Everyone would help one another. Even in some cultures now, mums have a Golden Month and don’t leave the home and people come and care for them. We are missing that here. It’s something that has just been forgotten about and we are expected to just take our babies home after we have them and know what the hell we are doing- and most of the time we don’t. Whilst we might even feel great and confident, there are times we really need the extra support. We forget we can ask for help, or we feel like we are failing if we ask for help.

“ In Australia, most people haven’t even heard of a doula. A doula is not a medical professional, but they do give guidance and support, either physically or mentally or both, to the birthing person. It can be from debriefing about the process of birth and motherhood, or they are there to make a pot of soup for you, do some general housekeeping or let you sleep while they take care of your baby.”

Furthermore, as a certified child and sleep infant consultant, Tarryn offers direction, advice, and encouragement to help parents work towards their sleep goals with their child. She said making sure a baby sleeps was vital to both the parent and the child, but urged parents to have realistic expectations.
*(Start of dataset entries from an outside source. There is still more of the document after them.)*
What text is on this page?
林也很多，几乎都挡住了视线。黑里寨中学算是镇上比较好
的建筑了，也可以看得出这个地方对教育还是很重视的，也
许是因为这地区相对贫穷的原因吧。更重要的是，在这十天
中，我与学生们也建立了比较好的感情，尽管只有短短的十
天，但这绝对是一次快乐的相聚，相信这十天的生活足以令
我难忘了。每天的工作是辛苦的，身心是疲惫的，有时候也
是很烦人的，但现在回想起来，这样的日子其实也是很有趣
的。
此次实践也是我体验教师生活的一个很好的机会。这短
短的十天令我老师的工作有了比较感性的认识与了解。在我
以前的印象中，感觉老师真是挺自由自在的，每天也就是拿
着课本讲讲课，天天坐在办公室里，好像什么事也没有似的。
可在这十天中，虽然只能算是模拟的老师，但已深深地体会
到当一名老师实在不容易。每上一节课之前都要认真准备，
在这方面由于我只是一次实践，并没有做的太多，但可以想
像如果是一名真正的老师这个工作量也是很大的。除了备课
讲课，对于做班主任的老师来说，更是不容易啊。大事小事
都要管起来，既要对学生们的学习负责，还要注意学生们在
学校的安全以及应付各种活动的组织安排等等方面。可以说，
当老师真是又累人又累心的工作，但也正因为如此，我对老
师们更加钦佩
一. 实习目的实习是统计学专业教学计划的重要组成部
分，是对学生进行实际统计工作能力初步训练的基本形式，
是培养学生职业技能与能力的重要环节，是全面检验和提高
“I work with individual families and help create a plan to cater to each of their own needs, wants and values. I don’t make the same routine for everyone, and we can’t expect every child to be the same. Supporting and educating families about healthy sleep habits and what we can expect at every age and stage is really important,” Tarryn said. “I also think it’s important for people to establish great sleeping behaviours not just for the parent’s benefit, but for the child’s as well. Children need good sleep habits for their development and mental wellbeing.”

Tarryn said “mum guilt” stops many from putting up with hand and asking for help.

“Sometimes we think we are failing if we ask for help,” she said. “But it’s so important we try to get rid of that perception. We put a lot of pressure on ourselves, but we need to be aware that nobody is perfect. We are all just trying to do the best we can with what we have.”